Source: Deep Learning on Medium
Classifying metastases is probably not an easy task for a trained pathologist and extremely difficult for an untrained eye. According to Libre Pathology, lymph node metastases can have these features:
- Foreign cell population — key feature (Classic location: subcapsular sinuses)
- Cells with cytologic features of malignancy
- Cells in architectural arrangements seen in malignancy; highly variable — dependent on tumour type and differentiation
We know that the label of the image is influenced only by the center region (32 x 32px) so it would make sense to crop our data to that region only. However, some useful information about the surroundings could be lost if we crop too close. This hypothesis could be confirmed by training models with varying crop sizes.
There are couple of ways we can use to avoid overfitting; more data, augmentation, regularization and less complex model architectures. The augmentations we can use for this type of data:
- random rotation
- random crop
- random flip (horizontal and vertical both)
- random lighting
Note that if we apply augmentation here, augmentations will also be applied when we are predicting (inference). This is called test time augmentation (TTA) and it can improve our results if we run inference multiple times for each image and average out the predictions.
We will use Fast.ai V1 software library that is built on PyTorch. What I like about Fast.ai is that it includes “out of the box” support for many recent advancements in deep learning research. If you want to use the 0.7 version of Fast.ai, see commit version 9 of this kernel.we will be using a pretrained convnet model and transfer learning to adjust the weights to our data. Going for a deeper model architecture will start overfitting faster.
First, we find the optimal
learning rate and
weight decay values. The optimal lr is just before the base of the loss and before the start of divergence. It is important that the loss is still descending where we select the learning rate.
As for the
weight decay that is the L2 penalty of the optimizer, Leslie proposes to select the largest one that will still let us train at a high learning rate so we do a small grid search with 1e-2, 1e-4 and 1e-6 weight decays.
We want to select the largest weight decay that gets to a low loss and has the highest learning rate before shooting up. Out of the tested WD’s, 1e-4 seems like the largest WD that allow us to train with maximal learning rate.
Next, we train only the heads while keeping the rest of the model frozen. Otherwise, the random initialization of the head weights could harm the relatively well-performing pre-trained weights of the model. After the heads have adjusted and the model somewhat works, we can continue to train all the weights.

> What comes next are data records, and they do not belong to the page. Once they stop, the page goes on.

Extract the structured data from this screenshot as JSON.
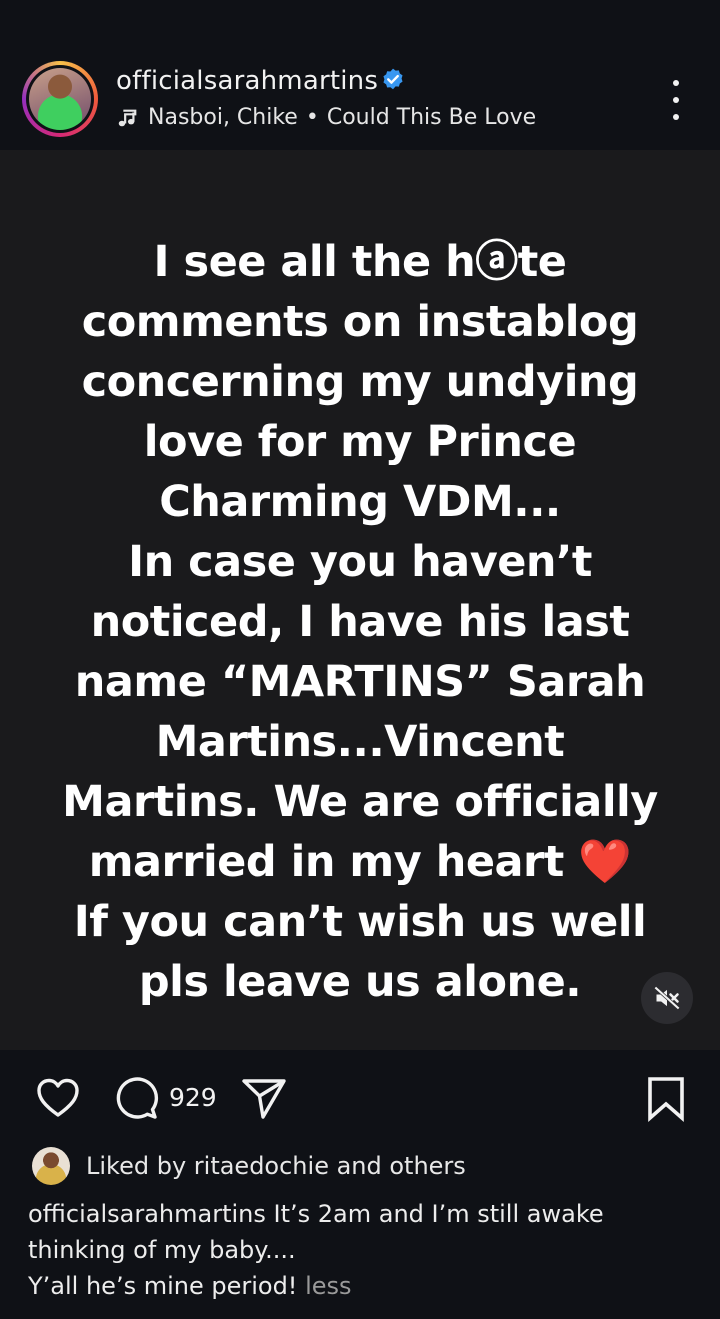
{
  "header": {
    "username": "officialsarahmartins",
    "verified": true,
    "music": {
      "artists": "Nasboi, Chike",
      "separator": "•",
      "song": "Could This Be Love"
    },
    "accent_colors": {
      "verified_badge": "#3897f0",
      "story_ring": [
        "#f7c04a",
        "#ef5a3c",
        "#d62976",
        "#962fbf"
      ]
    }
  },
  "post": {
    "lines": [
      "I see all the hⓐte",
      "comments on instablog",
      "concerning my undying",
      "love for my Prince",
      "Charming VDM...",
      "In case you haven’t",
      "noticed, I have his last",
      "name “MARTINS” Sarah",
      "Martins...Vincent",
      "Martins. We are officially",
      "married in my heart ❤️",
      "If you can’t wish us well",
      "pls leave us alone."
    ],
    "background": "#1a1a1c",
    "text_color": "#ffffff"
  },
  "actions": {
    "comment_count": "929"
  },
  "likes": {
    "text": "Liked by ritaedochie and others"
  },
  "caption": {
    "line1": "officialsarahmartins It’s 2am and I’m still awake",
    "line2": "thinking of my baby....",
    "line3": "Y’all he’s mine period!",
    "less_label": "less"
  },
  "icons": [
    "verified-badge-icon",
    "music-note-icon",
    "more-options-icon",
    "mute-icon",
    "heart-icon",
    "comment-icon",
    "share-icon",
    "bookmark-icon"
  ]
}
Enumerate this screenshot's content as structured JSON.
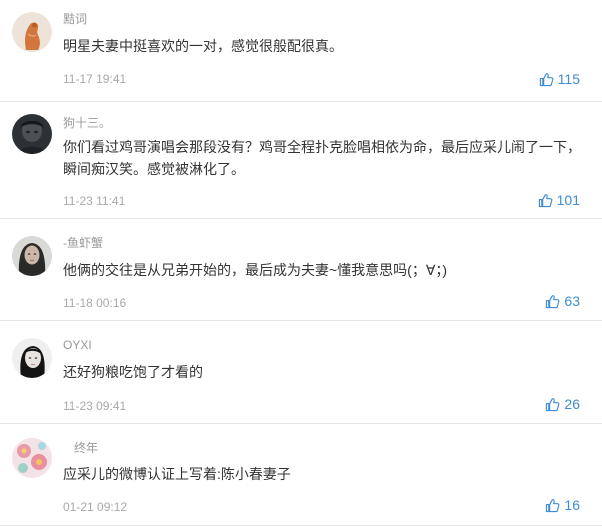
{
  "accent_color": "#3d8cd7",
  "comments": [
    {
      "username": "黠词",
      "avatar": "avatar-orange-figure-icon",
      "text": "明星夫妻中挺喜欢的一对，感觉很般配很真。",
      "time": "11-17 19:41",
      "likes": "115"
    },
    {
      "username": "狗十三。",
      "avatar": "avatar-dark-portrait-icon",
      "text": "你们看过鸡哥演唱会那段没有？鸡哥全程扑克脸唱相依为命，最后应采儿闹了一下，瞬间痴汉笑。感觉被淋化了。",
      "time": "11-23 11:41",
      "likes": "101"
    },
    {
      "username": "-鱼虾蟹",
      "avatar": "avatar-woman-portrait-icon",
      "text": "他俩的交往是从兄弟开始的，最后成为夫妻~懂我意思吗(；∀；)",
      "time": "11-18 00:16",
      "likes": "63"
    },
    {
      "username": "OYXI",
      "avatar": "avatar-bw-portrait-icon",
      "text": "还好狗粮吃饱了才看的",
      "time": "11-23 09:41",
      "likes": "26"
    },
    {
      "username": "终年",
      "avatar": "avatar-pink-flowers-icon",
      "text": "应采儿的微博认证上写着:陈小春妻子",
      "time": "01-21 09:12",
      "likes": "16"
    }
  ]
}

We can see from the plotted losses that there is a small rise after the initial drop which is caused by the increasing learning rate of the first half cycle. The losses are temporarily rising when
max_lr drives the model out of local minima but this will pay off in the end when the learning rates are decreased.
Confusion matrix can help us understand the ratio of false negatives and positives and it’s a fast way looking at our model’s performance. This is a simple table that shows the counts in a way of actual label vs. predicted label. Here we can see that the model has learned to distinguish tumor and negative sample and it’s already performing well.